La vida no es más que un segundo. Se va tan rápido como pestañear, pero el que no ha perdido un ser amado no sabe lo mucho que puede llegar a sufrirse.
Así como su vida llegó al final, termina la de millones de personas y no somos conscientes de eso. Ya no sé lo que es la esperanza, siento que acabo de perderla (Miento, hace mucho que la perdí). Ya no creo en curas para enfermedades ni en palabras de consuelo.
Y así continúan esperando, un milagro, una ayuda, con la esperanza( esa que no todos poseemos) como arma, enfrentándose a un futuro incierto.
Antes no era consciente de todo lo que se sufría. No entendía sobre despedidas ¿Cuantos de ustedes saben lo que significa realmente luchar por la vida? Cuando no se tienen más que esperanzas puestas en una causa perdida.
¿Cuantos de ustedes saben aguantar ese nudo en la garganta que se forma al saber que poco a poco su vida se apaga? No lo saben, porque no han sentido el dolor, como lo sintieron ellos: de cerca.
¿Cuantos de ustedes quisieron morir en su lugar? Esperando encontrar allí ese consuelo para tanto dolor y soledad.
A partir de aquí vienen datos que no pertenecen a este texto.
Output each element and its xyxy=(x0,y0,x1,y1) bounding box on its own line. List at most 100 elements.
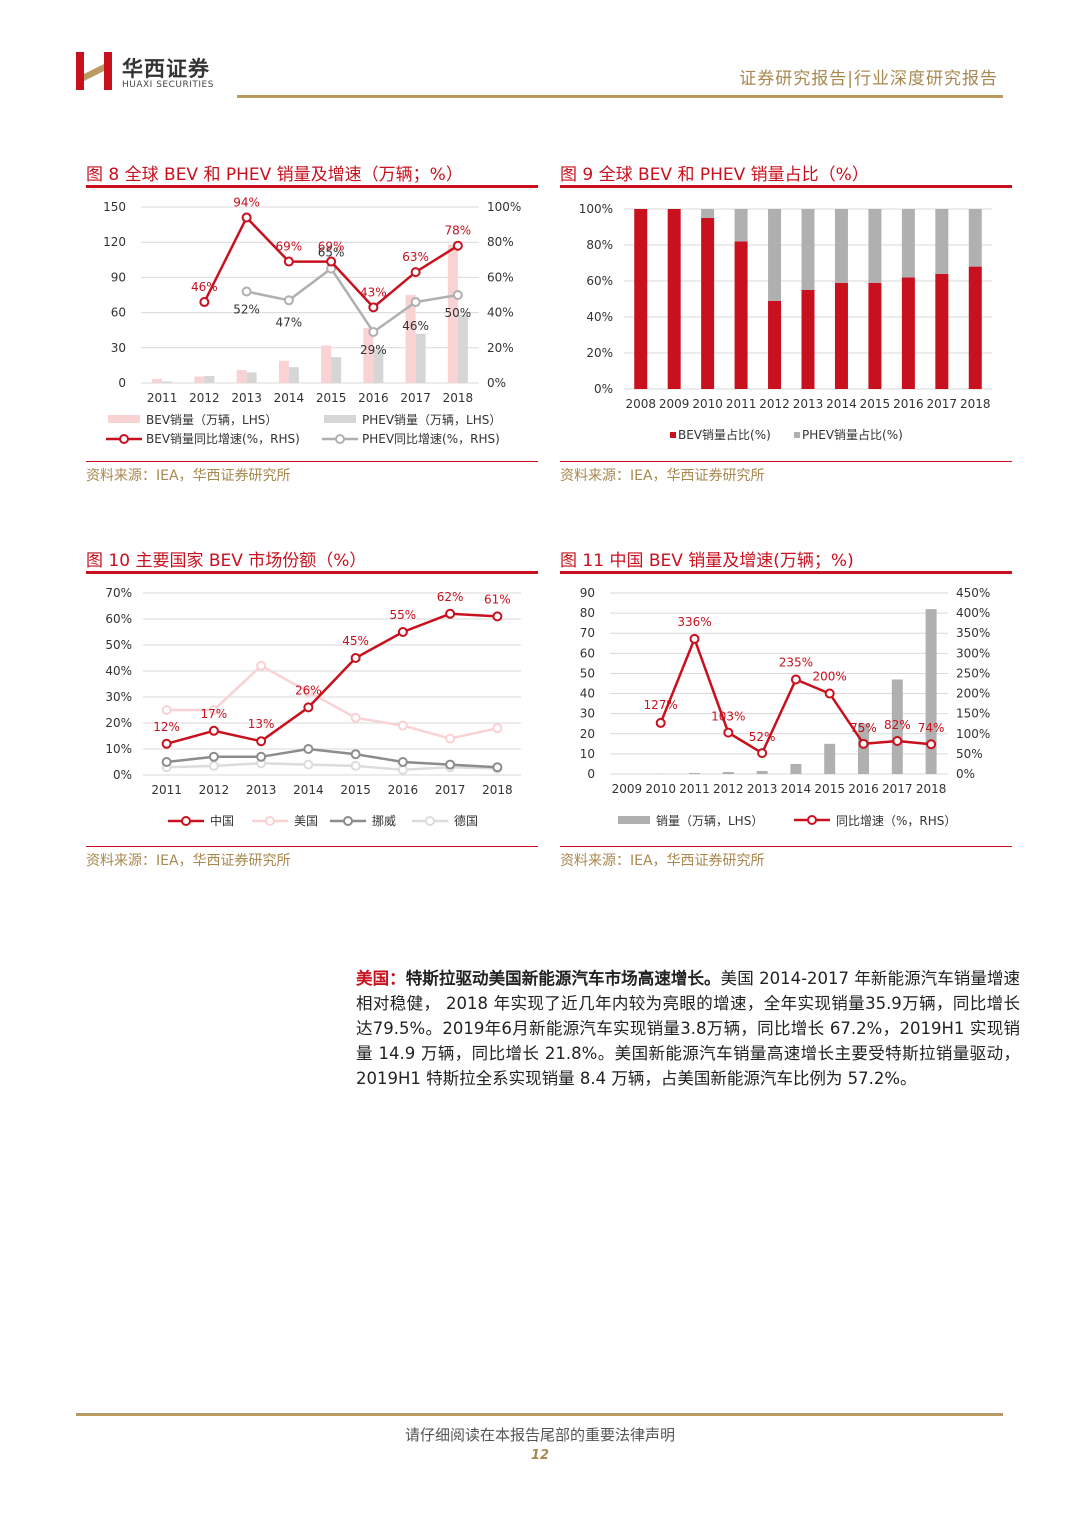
fig11-legend-growth-label: 同比增速（%，RHS） xyxy=(836,814,956,828)
fig8-phev-bar xyxy=(204,375,215,383)
fig8-xtick: 2018 xyxy=(443,391,474,405)
fig8-legend-phev-label: PHEV销量（万辆，LHS） xyxy=(362,413,501,427)
fig8-legend-phev-swatch xyxy=(324,415,356,423)
fig8-legend-bev-growth-label: BEV销量同比增速(%，RHS) xyxy=(146,432,300,446)
fig10-norway-point xyxy=(208,751,219,762)
fig8-bev-growth-point xyxy=(326,256,337,267)
fig10-ytick: 60% xyxy=(105,612,132,626)
fig11-growth-label: 127% xyxy=(644,698,678,712)
fig10-china-point xyxy=(397,627,408,637)
fig11-ytick-right: 250% xyxy=(956,666,990,680)
fig8-bev-bar xyxy=(405,295,416,383)
fig8-bev-growth-label: 69% xyxy=(318,240,345,254)
fig8-ytick-right: 80% xyxy=(487,235,514,249)
fig8-bev-growth-point xyxy=(410,267,421,278)
fig10-xtick: 2016 xyxy=(388,783,419,797)
fig10-china-point xyxy=(161,738,172,749)
fig8-phev-growth-label: 52% xyxy=(233,302,260,316)
fig9-legend-phev-label: PHEV销量占比(%) xyxy=(802,427,903,442)
fig11-xtick: 2009 xyxy=(612,782,643,796)
fig8-ytick-right: 60% xyxy=(487,270,514,284)
fig10-china-label: 55% xyxy=(390,608,417,622)
fig8-phev-growth-point xyxy=(283,295,294,306)
fig10-usa-point xyxy=(208,705,219,715)
fig8-ytick-right: 100% xyxy=(487,200,521,214)
fig11-growth-point xyxy=(689,633,700,644)
fig8-ytick-left: 30 xyxy=(111,341,126,355)
fig9-phev-bar xyxy=(901,209,915,278)
fig9-bev-bar xyxy=(801,290,815,389)
fig10-ytick: 10% xyxy=(105,742,132,756)
fig9-xtick: 2016 xyxy=(893,397,924,411)
fig8-xtick: 2013 xyxy=(231,391,262,405)
fig9-bev-bar xyxy=(935,273,949,389)
fig9-xtick: 2018 xyxy=(960,397,991,411)
fig10-germany-point xyxy=(303,759,314,770)
fig9-bev-bar xyxy=(868,282,882,389)
fig8-bev-growth-point xyxy=(452,240,463,251)
fig10-usa-point xyxy=(397,720,408,731)
fig11-growth-point xyxy=(655,717,666,728)
fig10-china-label: 12% xyxy=(153,720,180,734)
fig9-xtick: 2008 xyxy=(625,397,656,411)
fig10-legend-germany-dot xyxy=(425,816,435,826)
fig11-ytick-left: 80 xyxy=(580,606,595,620)
fig9-ytick: 40% xyxy=(586,310,613,324)
fig8-xtick: 2016 xyxy=(358,391,389,405)
fig8-chart: 0 30 60 90 120 150 0% 20% 40% 60% 80% 100% 2011 2012 2… xyxy=(103,196,521,446)
fig10-usa-point xyxy=(350,712,361,723)
fig11-ytick-right: 150% xyxy=(956,707,990,721)
fig8-source: 资料来源：IEA，华西证券研究所 xyxy=(86,468,291,484)
fig11-sales-bar xyxy=(858,723,869,774)
fig9-bev-bar xyxy=(834,282,848,389)
fig8-phev-bar xyxy=(415,333,426,383)
fig11-growth-label: 200% xyxy=(813,670,847,684)
fig11-ytick-right: 200% xyxy=(956,687,990,701)
fig11-ytick-right: 350% xyxy=(956,626,990,640)
fig8-ytick-left: 0 xyxy=(118,376,126,390)
fig9-xtick: 2009 xyxy=(659,397,690,411)
fig10-norway-point xyxy=(350,749,361,760)
fig10-germany-point xyxy=(208,760,219,771)
fig10-xtick: 2012 xyxy=(199,783,230,797)
fig9-ytick: 60% xyxy=(586,274,613,288)
fig10-ytick: 50% xyxy=(105,638,132,652)
fig9-phev-bar xyxy=(935,209,949,274)
fig10-title: 图 10 主要国家 BEV 市场份额（%） xyxy=(86,551,367,571)
fig8-xtick: 2012 xyxy=(189,391,220,405)
fig8-title: 图 8 全球 BEV 和 PHEV 销量及增速（万辆；%） xyxy=(86,165,463,185)
fig10-legend-usa-label: 美国 xyxy=(294,814,318,828)
body-text: 美国 2014-2017 年新能源汽车销量增速相对稳健， 2018 年实现了近几… xyxy=(356,969,1021,1088)
fig8-bev-bar xyxy=(363,327,374,383)
fig9-xtick: 2011 xyxy=(726,397,757,411)
fig8-bev-growth-label: 94% xyxy=(233,196,260,210)
fig10-legend-germany-label: 德国 xyxy=(454,813,478,828)
fig11-xtick: 2011 xyxy=(679,782,710,796)
fig11-growth-label: 82% xyxy=(884,718,911,732)
fig10-chart: 0% 10% 20% 30% 40% 50% 60% 70% 2011 2012 2013 2014 2… xyxy=(105,586,521,828)
fig10-china-label: 26% xyxy=(295,683,322,697)
fig10-germany-point xyxy=(350,760,361,771)
fig11-growth-label: 52% xyxy=(749,730,776,744)
fig11-xtick: 2016 xyxy=(848,782,879,796)
fig11-ytick-left: 50 xyxy=(580,666,595,680)
fig10-xtick: 2017 xyxy=(435,783,466,797)
fig9-xtick: 2012 xyxy=(759,397,790,411)
fig10-china-point xyxy=(208,725,219,736)
fig10-china-label: 62% xyxy=(437,590,464,604)
fig11-title: 图 11 中国 BEV 销量及增速(万辆；%) xyxy=(560,551,854,571)
fig10-china-point xyxy=(492,611,503,622)
fig8-ytick-left: 120 xyxy=(103,235,126,249)
fig11-ytick-right: 100% xyxy=(956,727,990,741)
fig10-norway-point xyxy=(256,751,267,762)
fig10-xtick: 2011 xyxy=(151,783,182,797)
fig8-xtick: 2017 xyxy=(400,391,431,405)
fig9-bev-bar xyxy=(968,266,982,389)
fig8-phev-growth-line-0 xyxy=(246,266,459,334)
huaxi-logo-icon xyxy=(76,52,112,90)
fig8-bev-growth-label: 78% xyxy=(445,224,472,238)
fig10-china-point xyxy=(256,736,267,747)
fig8-bev-bar xyxy=(152,378,163,383)
fig9-bev-bar xyxy=(734,241,748,389)
fig10-xtick: 2015 xyxy=(340,783,371,797)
La muerte no es paciente, no se sosiega, es pacífica, es duradera, perenne. Es la palabra que nadie desea, pero que todos recibimos como una amiga lejana que no conocemos, pero debemos aceptar.
No es el miedo a morir, es el miedo a lo desconocido, al oscuro abismo de la soledad. El no sentirlo, el hacerse fuerte cuando tu alma se llena de miedo. La incertidumbre  de un lugar de eterno descanso.
La muerte no es más que un lugar de reposo, cegado en el abismo de un eterno mar de lágrimas.